TB in children often presents in a non-specific way. Symptoms of TB include weight loss or failure to gain weight, fever, night sweats and fatigue. Patients may have persistent or chronic cough and asymmetrical and persistent wheeze caused by airway compression due to enlarged tuberculous peri-hilar nodes.
Sputum and gastric aspirate mycobacterial cultures have a low diagnostic yield since most children have paucibacillary TB (low bacterial load) unless they have lung cavities. . Recently, diagnostic sensibility for these samples has increased due to the rollout of new molecular techniques (GeneXpert TB PCR).
TST (Mantoux test) and new immunological assays such as IGRAs detect exposure. TST is performed by injecting 0.1ml of tuberculin purified protein derivative (PPD) intradermally into the inner surface of the forearm. The skin reaction produced by the PPD should be read between 48 and 72 hours. The reaction is measured in millimetres of induration, not redness. There are different measures to define a positive result depending on patient background history (for example BCG vaccination) and there are also many causes of false positive and false negative results.

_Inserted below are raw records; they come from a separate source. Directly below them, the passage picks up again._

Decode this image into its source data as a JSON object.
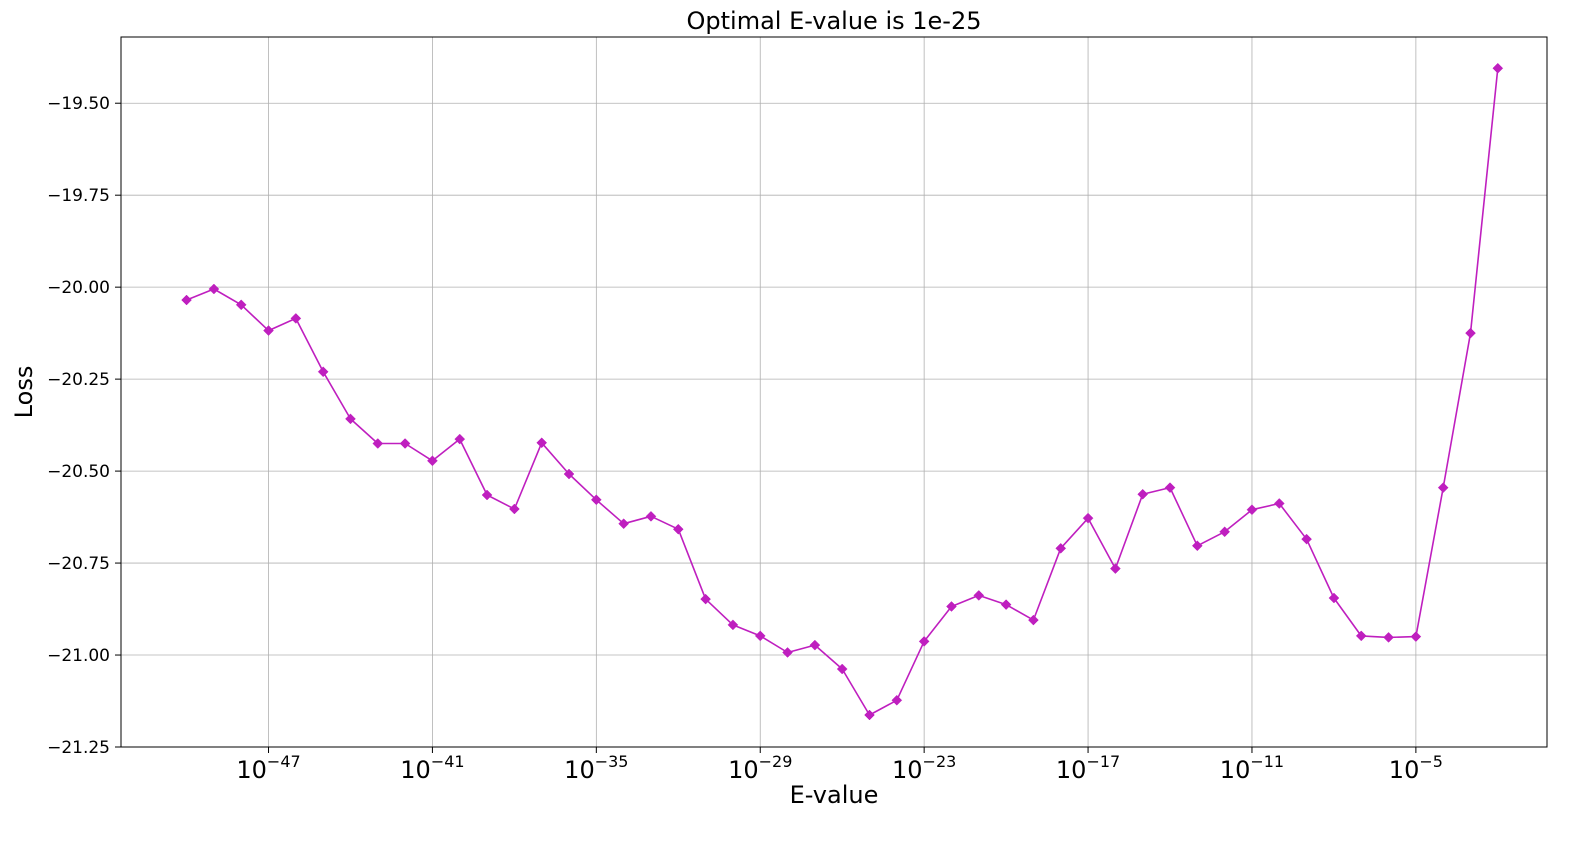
{
  "chart_data": {
    "type": "line",
    "title": "Optimal E-value is 1e-25",
    "xlabel": "E-value",
    "ylabel": "Loss",
    "x_scale": "log",
    "xlim_exponent": [
      -52.4,
      -0.2
    ],
    "ylim": [
      -21.25,
      -19.32
    ],
    "grid": true,
    "legend": "none",
    "series_color": "#bf1fbf",
    "marker": "diamond",
    "x_ticks": [
      {
        "base": "10",
        "exp": "−47",
        "exponent": -47
      },
      {
        "base": "10",
        "exp": "−41",
        "exponent": -41
      },
      {
        "base": "10",
        "exp": "−35",
        "exponent": -35
      },
      {
        "base": "10",
        "exp": "−29",
        "exponent": -29
      },
      {
        "base": "10",
        "exp": "−23",
        "exponent": -23
      },
      {
        "base": "10",
        "exp": "−17",
        "exponent": -17
      },
      {
        "base": "10",
        "exp": "−11",
        "exponent": -11
      },
      {
        "base": "10",
        "exp": "−5",
        "exponent": -5
      }
    ],
    "y_ticks": [
      {
        "value": -19.5,
        "label": "−19.50"
      },
      {
        "value": -19.75,
        "label": "−19.75"
      },
      {
        "value": -20.0,
        "label": "−20.00"
      },
      {
        "value": -20.25,
        "label": "−20.25"
      },
      {
        "value": -20.5,
        "label": "−20.50"
      },
      {
        "value": -20.75,
        "label": "−20.75"
      },
      {
        "value": -21.0,
        "label": "−21.00"
      },
      {
        "value": -21.25,
        "label": "−21.25"
      }
    ],
    "series": [
      {
        "x_exponent": [
          -50,
          -49,
          -48,
          -47,
          -46,
          -45,
          -44,
          -43,
          -42,
          -41,
          -40,
          -39,
          -38,
          -37,
          -36,
          -35,
          -34,
          -33,
          -32,
          -31,
          -30,
          -29,
          -28,
          -27,
          -26,
          -25,
          -24,
          -23,
          -22,
          -21,
          -20,
          -19,
          -18,
          -17,
          -16,
          -15,
          -14,
          -13,
          -12,
          -11,
          -10,
          -9,
          -8,
          -7,
          -6,
          -5,
          -4,
          -3,
          -2
        ],
        "y": [
          -20.035,
          -20.005,
          -20.048,
          -20.118,
          -20.085,
          -20.23,
          -20.358,
          -20.425,
          -20.425,
          -20.472,
          -20.413,
          -20.565,
          -20.603,
          -20.423,
          -20.508,
          -20.578,
          -20.643,
          -20.623,
          -20.658,
          -20.848,
          -20.918,
          -20.948,
          -20.993,
          -20.973,
          -21.038,
          -21.163,
          -21.123,
          -20.963,
          -20.868,
          -20.838,
          -20.863,
          -20.905,
          -20.71,
          -20.628,
          -20.765,
          -20.563,
          -20.545,
          -20.703,
          -20.665,
          -20.605,
          -20.588,
          -20.685,
          -20.845,
          -20.948,
          -20.952,
          -20.95,
          -20.545,
          -20.125,
          -19.405
        ]
      }
    ]
  }
}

A typical reaction following BCG vaccination is a red, indurated area at the injection site, which may ulcerate 2-3 weeks after vaccination. A crust will then forms after 3-4 weeks. After 6-10 weeks the crust falls off, leaving a small scar. (1,3) Axillary lymphadenopathy (<1cm) is also a normal response to vaccination.
Localised adverse reactions occur in approximately 1 in 1000 people and can include: lymphadenitis, abscesses, persistent injection site reactions and keloid reactions. Systemic adverse reactions are rare and include osteomyelitis and disseminated BCG disease. (1) Systemic disease is usually only seen in children with immunodeficiency or HIV.
BCG abscesses usually present between one and five months after vaccination.
The optimal treatment of BCG abscess is controversial. Options include watchful waiting, antibiotics, needle aspiration and surgical excision.
Isoniazid, rifampicin and erythromycin have all been used to treat BCG abscess but the evidence for their use is limited.
If treatment is required needle aspiration is preferable to incision and drainage because it reduces the risk of developing a draining sinus. Surgical excision should only be performed when needle aspiration has failed.